'The right to be forgotten' explained for website owners


The 'right to be forgotten' (formerly known as 'the right to erasure') is an EU law stating that 'data controllers' - which in the context of the web would refer to websites owners that collect data from their users - must erase any data of a personal nature upon request by the user when the circumstance satisfies necessary criteria. This law has been in place since 2014, however General Data Protection Regulation (GDPR) added some further stipulations when it came into force in 2018.

The story of the 'right to be forgotten' ruling begins in 2014 when a Spaniard by the name of Mario Costeja González requested that Google Spain remove references in the search engine results to stories regarding the auction of his repossessed home, which Mario explained were now irrelevant and had been resolved for a number of years. Mario believed there was no need to have this historic information available to the public any more, and subsequently battled with the American search giant for six years. Mario won his fight and the 'right to be forgotten' was approved by the European Court of Justice to be passed into law, who added that in this particular case, the right to privacy was greater than the financial interest of the company. Importantly however, the court made it clear that the 'right to be forgotten' is not an absolute rule, but a principal that will be weighed on a case-by-case basis.

In the words of the Information Commissioners Office (ICO), they explain that:

“Under Article 17 of the GDPR individuals have the right to have personal data erased. This is also known as the ‘right to be forgotten’. The right is not absolute and only applies in certain circumstances.”

Once an individual has informed a data controller (e.g. a website owner) that they would like their data to be removed verbally or in writing, the data controller has one month to respond to the request. The individual requesting the data removal only has the right to do so if:

  • Their personal data is no longer necessary for the original purpose it was collected for.
  • The individual’s original consent for their data to be collected has now been withdrawn.
  • The individual decided to opt out of their data being held for marketing purposes.
  • The data has been processed unlawfully.
  • The data has been processed to offer information society services to a child.
  • There is no overriding legitimate interest from the individual to continue to allow their data to be processed, which is the primary reason for holding the data initially.

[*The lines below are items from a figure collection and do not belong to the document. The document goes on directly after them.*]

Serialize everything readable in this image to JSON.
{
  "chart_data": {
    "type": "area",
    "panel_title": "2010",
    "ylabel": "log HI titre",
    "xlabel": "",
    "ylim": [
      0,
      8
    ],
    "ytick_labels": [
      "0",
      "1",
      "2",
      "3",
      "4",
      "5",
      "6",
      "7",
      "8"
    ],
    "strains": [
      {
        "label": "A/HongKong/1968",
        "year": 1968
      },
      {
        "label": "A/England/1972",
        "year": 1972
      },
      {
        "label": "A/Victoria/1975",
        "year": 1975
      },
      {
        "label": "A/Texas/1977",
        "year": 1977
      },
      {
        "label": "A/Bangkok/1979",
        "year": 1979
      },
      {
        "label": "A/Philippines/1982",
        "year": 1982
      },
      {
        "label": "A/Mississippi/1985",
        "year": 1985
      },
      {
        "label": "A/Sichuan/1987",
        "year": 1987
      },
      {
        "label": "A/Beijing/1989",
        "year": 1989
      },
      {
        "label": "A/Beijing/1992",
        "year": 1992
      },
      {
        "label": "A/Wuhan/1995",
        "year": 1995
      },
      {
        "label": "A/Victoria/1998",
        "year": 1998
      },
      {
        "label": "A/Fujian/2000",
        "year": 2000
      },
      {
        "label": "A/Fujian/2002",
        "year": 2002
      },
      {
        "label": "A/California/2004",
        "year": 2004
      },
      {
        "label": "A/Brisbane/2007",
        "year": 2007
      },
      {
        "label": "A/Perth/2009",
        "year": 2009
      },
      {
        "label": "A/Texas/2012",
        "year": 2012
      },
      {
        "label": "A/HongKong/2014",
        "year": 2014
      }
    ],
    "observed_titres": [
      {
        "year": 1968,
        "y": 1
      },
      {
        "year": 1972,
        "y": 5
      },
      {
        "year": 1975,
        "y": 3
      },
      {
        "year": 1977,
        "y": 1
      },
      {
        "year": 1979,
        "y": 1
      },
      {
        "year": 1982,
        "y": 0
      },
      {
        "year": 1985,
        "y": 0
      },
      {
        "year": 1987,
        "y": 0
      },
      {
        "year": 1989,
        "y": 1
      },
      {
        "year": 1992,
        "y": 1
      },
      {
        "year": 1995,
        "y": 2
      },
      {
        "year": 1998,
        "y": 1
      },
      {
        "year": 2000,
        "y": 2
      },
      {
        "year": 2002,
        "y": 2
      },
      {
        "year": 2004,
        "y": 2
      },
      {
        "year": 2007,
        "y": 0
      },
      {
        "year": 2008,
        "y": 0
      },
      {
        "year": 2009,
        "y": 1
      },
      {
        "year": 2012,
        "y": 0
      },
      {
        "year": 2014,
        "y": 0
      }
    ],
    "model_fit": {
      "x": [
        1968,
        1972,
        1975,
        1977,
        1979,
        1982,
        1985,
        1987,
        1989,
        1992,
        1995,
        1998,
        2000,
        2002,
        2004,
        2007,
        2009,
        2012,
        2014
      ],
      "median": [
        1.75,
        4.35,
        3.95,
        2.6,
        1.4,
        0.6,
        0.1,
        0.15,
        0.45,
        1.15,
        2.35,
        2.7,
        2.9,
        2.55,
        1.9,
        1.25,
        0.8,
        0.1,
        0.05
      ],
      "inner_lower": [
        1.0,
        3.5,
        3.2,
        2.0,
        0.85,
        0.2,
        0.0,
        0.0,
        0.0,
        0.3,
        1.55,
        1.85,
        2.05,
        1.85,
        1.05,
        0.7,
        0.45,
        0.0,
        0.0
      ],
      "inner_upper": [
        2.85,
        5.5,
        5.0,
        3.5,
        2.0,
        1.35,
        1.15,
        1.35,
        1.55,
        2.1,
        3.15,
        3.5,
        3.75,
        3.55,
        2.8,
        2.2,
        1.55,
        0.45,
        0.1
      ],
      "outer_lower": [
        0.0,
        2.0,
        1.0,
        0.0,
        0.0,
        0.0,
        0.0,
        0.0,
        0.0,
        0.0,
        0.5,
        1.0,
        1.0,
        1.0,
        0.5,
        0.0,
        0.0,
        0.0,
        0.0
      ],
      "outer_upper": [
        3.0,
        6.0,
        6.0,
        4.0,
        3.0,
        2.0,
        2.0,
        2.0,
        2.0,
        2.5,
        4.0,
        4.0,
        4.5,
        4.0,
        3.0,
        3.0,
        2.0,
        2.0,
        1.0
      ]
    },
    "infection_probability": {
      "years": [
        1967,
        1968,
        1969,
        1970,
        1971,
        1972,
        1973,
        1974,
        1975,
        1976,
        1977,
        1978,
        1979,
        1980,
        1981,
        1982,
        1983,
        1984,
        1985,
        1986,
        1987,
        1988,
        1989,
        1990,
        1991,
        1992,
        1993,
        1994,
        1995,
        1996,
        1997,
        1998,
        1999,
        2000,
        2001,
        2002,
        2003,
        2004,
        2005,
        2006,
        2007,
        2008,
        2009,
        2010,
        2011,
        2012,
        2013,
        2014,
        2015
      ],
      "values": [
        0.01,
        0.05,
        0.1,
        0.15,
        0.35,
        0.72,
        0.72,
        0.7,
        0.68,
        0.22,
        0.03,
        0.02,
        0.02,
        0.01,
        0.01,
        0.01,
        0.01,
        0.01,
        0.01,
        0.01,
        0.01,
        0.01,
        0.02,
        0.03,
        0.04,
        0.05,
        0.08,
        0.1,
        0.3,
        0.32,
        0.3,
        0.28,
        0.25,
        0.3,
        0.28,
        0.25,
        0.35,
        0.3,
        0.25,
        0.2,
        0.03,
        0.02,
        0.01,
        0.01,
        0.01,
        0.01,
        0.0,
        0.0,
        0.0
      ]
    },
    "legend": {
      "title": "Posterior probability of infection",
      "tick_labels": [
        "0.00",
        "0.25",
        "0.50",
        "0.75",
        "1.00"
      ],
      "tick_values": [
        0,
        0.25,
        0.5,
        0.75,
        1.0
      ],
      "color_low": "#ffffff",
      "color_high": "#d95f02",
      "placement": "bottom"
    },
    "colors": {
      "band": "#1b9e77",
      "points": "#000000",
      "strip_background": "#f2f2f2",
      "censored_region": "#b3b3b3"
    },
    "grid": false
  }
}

If an individual fails to meet this criteria then their data may not be removed. There are also some additional reasons you may not be able to have your personal data removed, such as:

  • The data is being used to exercise the right of freedom of expression and information.
  • The information is being used to comply with a legal obligation or ruling.
  • The data is used for the performance of a task carried out in the public interest or in the exercise of official authority.
  • The personal data is used for archiving purposes in the public interest, scientific research historical research or statistical purposes where erasure is likely to render impossible or seriously impair the achievement of that processing.
  • The data is being used for the establishment, exercise or defence of legal claims.

A recent dispute between a French privacy regulator and Google was brought to court to determine whether the search engine should apply the ruling globally or just to searches within the EU. The ruling concluded that Google would only need to remove the data from inside the EU and had no obligation to 'de-reference' all versions of its search engine. Google subsequently deployed geoblocking features that stops certain countries from accessing listings in other parts of the world. The court also made a second ruling that some results should be pushed down the listings over time instead of being removed.

Since the law came into place in May 2014, over 845,000 requests to be forgotten have been made, which equated to 3.3 million links; however, only around 45% of these were subsequently delisted.